Para o técnico Francisco Diniz Júnior, a formação do módulo Matemática foi fundamental à equipe da Secretaria Municipal de Educação de São José dos Ramos (PB), já que mostrou as etapas de planejar, avaliar os dados educacionais externos e internos, traçar metas e dar suporte aos gestores pedagógicos.

Francisco Diniz Júnior, técnico da Secretaria Municipal de Educação de São José dos Ramos (PB)
Foto: arquivo pessoal

O APC nos permitiu ter esse olhar sobre o letramento matemático. A nossa equipe usou a metodologia da Avaliação Diagnóstica para identificar as principais dificuldades em matemática dos estudantes de São José dos Ramos. Em seguida, elaboramos um mapa das habilidades essenciais e uma série de atividades para cada ano do Fundamental I. Esse material foi entregue aos gestores escolares da rede pública para apoiar o processo de ensino dos professores em sala de aula.” 

Francisco Diniz Júnior

O município de São José dos Ramos prevê a aplicação de uma segunda prova diagnóstica em novembro de 2021, com foco na avaliação de aprendizagem em Língua Portuguesa e Matemática, tendo por base os indicadores do Sistema de Avaliação da Educação Básica (Saeb).

Pilar foi outro município do Cogiva que começou a utilizar a tecnologia educacional do APC para transformar o ensino-aprendizagem também em matemática. De acordo com a técnica Heloísa Helena Costa de Araújo Cavalcanti, a Secretaria Municipal de Educação aplicou a prova diagnóstica, e a ferramenta serviu para mostrar um outro problema: a dificuldade dos(das) próprios(as) professores(as) com os conteúdos de Matemática e em como abordá-los com os(as) estudantes.

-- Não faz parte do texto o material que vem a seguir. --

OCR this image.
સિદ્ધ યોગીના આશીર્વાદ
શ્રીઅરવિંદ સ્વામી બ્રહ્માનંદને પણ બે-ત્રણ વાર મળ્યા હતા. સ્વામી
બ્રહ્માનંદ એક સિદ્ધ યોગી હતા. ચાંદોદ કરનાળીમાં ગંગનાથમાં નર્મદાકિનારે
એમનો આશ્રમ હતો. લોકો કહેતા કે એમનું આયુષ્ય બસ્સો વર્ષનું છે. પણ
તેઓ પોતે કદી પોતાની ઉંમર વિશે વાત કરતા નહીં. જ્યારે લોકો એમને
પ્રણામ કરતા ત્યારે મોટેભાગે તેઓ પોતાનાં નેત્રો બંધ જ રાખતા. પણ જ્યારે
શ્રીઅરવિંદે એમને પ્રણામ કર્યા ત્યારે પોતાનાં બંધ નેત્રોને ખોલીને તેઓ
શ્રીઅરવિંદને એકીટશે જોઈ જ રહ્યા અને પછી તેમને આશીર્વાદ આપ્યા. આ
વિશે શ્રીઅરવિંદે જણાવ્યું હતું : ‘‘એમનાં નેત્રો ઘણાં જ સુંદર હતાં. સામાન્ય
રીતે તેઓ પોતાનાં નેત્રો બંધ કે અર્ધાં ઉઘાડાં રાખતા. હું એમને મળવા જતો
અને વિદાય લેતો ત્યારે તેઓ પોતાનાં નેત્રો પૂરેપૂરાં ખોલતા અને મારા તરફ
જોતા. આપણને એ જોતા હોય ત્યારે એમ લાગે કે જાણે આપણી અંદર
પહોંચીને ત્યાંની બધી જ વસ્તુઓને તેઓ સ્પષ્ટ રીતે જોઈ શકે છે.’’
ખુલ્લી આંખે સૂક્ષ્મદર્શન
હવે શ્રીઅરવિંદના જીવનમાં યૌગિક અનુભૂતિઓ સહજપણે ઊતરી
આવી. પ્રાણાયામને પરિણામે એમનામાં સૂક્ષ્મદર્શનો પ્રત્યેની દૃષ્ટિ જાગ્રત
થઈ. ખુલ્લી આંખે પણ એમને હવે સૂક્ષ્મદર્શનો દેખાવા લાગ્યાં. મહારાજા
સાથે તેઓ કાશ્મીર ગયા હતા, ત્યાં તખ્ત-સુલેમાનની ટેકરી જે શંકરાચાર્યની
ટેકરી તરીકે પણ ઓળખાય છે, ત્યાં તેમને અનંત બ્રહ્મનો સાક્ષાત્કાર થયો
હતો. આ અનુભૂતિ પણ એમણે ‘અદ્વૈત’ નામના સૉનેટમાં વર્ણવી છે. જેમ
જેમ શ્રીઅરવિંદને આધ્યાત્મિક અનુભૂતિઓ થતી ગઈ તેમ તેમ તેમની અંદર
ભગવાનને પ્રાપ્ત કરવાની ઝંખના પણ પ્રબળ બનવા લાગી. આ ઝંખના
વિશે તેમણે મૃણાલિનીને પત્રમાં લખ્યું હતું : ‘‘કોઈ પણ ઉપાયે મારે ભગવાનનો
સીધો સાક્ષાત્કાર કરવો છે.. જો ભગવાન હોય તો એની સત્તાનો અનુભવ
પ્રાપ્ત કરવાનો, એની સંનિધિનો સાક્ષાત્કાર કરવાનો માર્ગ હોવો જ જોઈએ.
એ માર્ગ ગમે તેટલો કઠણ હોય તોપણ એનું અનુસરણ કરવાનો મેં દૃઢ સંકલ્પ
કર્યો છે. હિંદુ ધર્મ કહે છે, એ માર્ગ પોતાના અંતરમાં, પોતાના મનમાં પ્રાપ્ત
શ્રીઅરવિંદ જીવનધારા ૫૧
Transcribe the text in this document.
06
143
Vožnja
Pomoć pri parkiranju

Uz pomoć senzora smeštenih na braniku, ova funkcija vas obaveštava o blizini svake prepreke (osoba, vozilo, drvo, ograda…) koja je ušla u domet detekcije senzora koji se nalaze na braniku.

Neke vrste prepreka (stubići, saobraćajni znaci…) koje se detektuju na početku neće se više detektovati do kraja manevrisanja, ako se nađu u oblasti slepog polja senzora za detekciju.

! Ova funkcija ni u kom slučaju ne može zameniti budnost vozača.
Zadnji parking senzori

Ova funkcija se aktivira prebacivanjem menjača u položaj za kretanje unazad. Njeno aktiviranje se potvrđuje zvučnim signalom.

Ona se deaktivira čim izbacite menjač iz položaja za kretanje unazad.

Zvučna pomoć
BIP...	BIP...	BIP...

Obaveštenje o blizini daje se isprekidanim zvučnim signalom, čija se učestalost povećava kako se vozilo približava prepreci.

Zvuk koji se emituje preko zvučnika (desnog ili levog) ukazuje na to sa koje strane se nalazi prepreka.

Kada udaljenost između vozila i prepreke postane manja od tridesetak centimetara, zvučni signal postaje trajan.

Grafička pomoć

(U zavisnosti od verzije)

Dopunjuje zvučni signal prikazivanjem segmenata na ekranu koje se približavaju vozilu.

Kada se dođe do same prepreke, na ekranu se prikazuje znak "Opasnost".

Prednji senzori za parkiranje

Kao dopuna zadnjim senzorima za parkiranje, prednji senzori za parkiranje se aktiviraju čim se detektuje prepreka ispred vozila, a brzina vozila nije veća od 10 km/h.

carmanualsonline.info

Heloísa Helena Costa de Araújo Cavalcanti, técnica da Secretaria Municipal de Educação
Foto: arquivo pessoal

Com base nesse diagnóstico, a equipe técnica passou a trabalhar com os(as) gestores(as escolares(as e professores(as atividades para reverter essa barreira. O APC nos forneceu metodologia e nos ensinou a pensar hipóteses sobre a aprendizagem em matemática. E a partir disso conseguimos desenvolver atividades que focalizam essas deficiências.”

Heloísa Helena Costa de Araújo Cavalcanti

A formação do módulo Matemática também tem apoiado o trabalho de planejamento dos(das) gestores(as) escolares(as). É o que relata Maria Eloisa Borba Martins Campelo, gestora pedagógica de três escolas da rede pública do município de Salgado de São Félix.

Maria Eloisa Borba Martins Campelo,  gestora pedagógica de Salgado de São Félix
Foto: arquivo pessoal

Aprendemos com o APC a elaborar um planejamento que trace caminhos com o objetivo de avançar nas teias dos conhecimentos matemáticos, diagnosticando uma nova rota de aprendizagem, tendo como ponto de partida: O que os(as) estudantes já sabem? O que precisam saber que ainda não sabem? Como traçar caminhos para que adquiram, consolidem e aprimorem esses conhecimentos.”